Ask HN: how long should the recruiting process take? - andrewstuart

How long do you think the recruiting process should take, from the time you first submit your resume, until the day you are offered the job verbally?
======
tptacek
Weeks. Figure most people's processes break down into 3 phases:

(1) Pre-screening/qualification/bucketing

(2) Phone screens and online interviews

(3) On-site interviews

Each phase takes N days. The hand-off between each pair of phases takes time.
Phase (1) has the built-in lag of you sending something and it getting to the
top of someone's pile. Phases (2) and (3) involve coordinating schedules with
you and with interviewers. Phase (3) involves making sure the whole hiring
team is available to interview you. All three phases may involve a group
decision-making exercise of some sort.

If you budgeted a week to each of these phases you wouldn't be too far off.

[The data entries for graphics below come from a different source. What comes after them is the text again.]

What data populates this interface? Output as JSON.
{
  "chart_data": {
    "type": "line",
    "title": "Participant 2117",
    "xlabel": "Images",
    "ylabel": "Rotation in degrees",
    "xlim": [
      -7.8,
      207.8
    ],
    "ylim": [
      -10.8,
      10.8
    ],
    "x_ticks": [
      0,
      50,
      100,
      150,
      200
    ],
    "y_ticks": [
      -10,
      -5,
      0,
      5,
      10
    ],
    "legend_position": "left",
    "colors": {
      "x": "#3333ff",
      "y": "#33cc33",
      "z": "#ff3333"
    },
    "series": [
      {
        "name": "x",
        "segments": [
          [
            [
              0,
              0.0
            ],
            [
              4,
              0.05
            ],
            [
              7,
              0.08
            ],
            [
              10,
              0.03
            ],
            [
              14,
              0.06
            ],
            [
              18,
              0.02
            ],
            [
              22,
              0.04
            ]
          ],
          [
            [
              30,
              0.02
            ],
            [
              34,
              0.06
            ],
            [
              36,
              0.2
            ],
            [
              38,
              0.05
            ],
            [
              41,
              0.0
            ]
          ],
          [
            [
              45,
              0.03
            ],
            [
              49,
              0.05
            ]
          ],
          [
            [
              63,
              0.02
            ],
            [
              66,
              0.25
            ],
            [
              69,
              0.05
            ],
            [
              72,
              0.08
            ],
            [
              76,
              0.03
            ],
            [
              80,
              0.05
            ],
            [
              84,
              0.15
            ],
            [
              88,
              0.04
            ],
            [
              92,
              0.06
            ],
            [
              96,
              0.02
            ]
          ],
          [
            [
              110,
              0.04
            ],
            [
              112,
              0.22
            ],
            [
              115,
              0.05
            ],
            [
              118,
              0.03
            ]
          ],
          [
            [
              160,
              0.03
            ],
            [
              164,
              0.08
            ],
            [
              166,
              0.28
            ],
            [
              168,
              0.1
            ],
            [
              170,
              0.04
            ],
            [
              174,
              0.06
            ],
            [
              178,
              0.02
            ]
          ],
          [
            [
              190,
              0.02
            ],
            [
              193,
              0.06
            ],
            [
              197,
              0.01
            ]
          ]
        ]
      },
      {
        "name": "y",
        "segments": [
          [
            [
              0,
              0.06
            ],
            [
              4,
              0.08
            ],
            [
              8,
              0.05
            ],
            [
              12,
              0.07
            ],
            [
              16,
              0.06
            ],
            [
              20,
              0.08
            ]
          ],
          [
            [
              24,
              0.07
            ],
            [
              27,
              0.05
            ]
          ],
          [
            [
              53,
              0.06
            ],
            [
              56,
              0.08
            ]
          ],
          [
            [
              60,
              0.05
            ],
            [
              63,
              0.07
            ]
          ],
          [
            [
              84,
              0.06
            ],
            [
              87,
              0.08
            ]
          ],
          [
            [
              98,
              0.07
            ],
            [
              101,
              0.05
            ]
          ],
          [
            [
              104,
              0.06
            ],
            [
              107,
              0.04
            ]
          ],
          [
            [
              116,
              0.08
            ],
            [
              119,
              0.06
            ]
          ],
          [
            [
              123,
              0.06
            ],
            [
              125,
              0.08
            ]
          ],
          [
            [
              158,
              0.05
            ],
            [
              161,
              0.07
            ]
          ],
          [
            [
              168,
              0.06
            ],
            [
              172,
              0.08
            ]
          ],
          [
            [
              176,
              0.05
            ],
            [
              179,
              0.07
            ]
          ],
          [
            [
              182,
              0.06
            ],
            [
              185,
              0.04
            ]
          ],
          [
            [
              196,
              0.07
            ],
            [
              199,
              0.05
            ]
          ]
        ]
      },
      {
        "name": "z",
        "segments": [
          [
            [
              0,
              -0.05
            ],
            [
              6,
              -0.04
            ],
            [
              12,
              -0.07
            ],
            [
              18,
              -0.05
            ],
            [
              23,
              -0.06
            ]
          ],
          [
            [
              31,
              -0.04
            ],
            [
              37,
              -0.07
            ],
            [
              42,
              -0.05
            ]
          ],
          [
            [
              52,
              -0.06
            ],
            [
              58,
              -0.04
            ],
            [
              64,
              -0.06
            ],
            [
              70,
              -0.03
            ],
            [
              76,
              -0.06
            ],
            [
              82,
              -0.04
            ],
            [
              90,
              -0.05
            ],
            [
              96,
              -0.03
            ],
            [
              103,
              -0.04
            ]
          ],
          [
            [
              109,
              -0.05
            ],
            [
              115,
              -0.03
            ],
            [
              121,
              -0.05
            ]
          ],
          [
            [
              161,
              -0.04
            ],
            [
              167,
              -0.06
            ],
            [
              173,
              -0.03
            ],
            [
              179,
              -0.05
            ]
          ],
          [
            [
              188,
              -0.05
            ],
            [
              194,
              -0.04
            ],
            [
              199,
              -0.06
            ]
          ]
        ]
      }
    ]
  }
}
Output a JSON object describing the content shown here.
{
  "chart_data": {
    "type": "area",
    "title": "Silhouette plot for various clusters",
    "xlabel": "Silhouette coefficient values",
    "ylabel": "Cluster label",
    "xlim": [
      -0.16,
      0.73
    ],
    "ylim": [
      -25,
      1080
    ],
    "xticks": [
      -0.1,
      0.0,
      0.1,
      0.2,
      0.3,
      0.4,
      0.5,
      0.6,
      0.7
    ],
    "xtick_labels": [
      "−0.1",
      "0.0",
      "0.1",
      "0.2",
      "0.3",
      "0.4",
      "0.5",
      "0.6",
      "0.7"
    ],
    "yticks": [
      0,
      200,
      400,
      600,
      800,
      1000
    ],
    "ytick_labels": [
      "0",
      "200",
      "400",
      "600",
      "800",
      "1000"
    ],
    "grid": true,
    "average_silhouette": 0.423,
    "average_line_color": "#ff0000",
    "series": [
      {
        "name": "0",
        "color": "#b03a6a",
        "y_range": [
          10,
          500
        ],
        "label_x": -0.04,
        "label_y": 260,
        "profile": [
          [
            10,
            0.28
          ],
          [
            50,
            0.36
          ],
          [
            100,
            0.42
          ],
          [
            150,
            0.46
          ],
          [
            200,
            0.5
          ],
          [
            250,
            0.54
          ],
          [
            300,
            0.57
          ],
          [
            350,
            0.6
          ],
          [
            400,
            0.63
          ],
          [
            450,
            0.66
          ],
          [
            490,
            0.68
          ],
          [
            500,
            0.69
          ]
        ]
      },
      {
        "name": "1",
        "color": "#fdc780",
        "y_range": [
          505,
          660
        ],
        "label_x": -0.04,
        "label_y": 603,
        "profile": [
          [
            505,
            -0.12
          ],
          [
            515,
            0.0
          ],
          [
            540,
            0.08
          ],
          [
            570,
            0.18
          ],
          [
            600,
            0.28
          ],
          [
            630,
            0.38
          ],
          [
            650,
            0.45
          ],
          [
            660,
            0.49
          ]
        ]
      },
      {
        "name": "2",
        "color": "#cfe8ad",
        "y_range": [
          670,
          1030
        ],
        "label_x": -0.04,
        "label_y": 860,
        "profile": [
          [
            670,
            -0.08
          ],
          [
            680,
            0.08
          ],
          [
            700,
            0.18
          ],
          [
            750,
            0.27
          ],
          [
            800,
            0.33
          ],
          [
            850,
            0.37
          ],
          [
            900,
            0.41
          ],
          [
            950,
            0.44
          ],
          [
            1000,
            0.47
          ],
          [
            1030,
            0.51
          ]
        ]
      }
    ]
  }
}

If you need the process to go faster or fit your schedule, ask! It's a sellers
market, and an employer that can't show some flex (or at least talk reasonably
about their constraints) is sending you a valuable signal.

------
staunch
A few days to schedule an interview upon receipt of your resume. Interview
within current or following week. Rejection or offer within a few days of
interview. Start date within 2 weeks.

Days = business days. Weekends can stretch things out. Ideally at most a month
from resume submission to chair-buttocks contact.

------
devb0x
Yeah I've had weeks be normal. And days too. Sometimes its company procedure,
sometimes it's just normal for things in either scenario.

------
informatimago
Anything from 5 minutes (not to say 0 seconds) to ten years. Of course, if
you're in the later situation, don't burn bridges!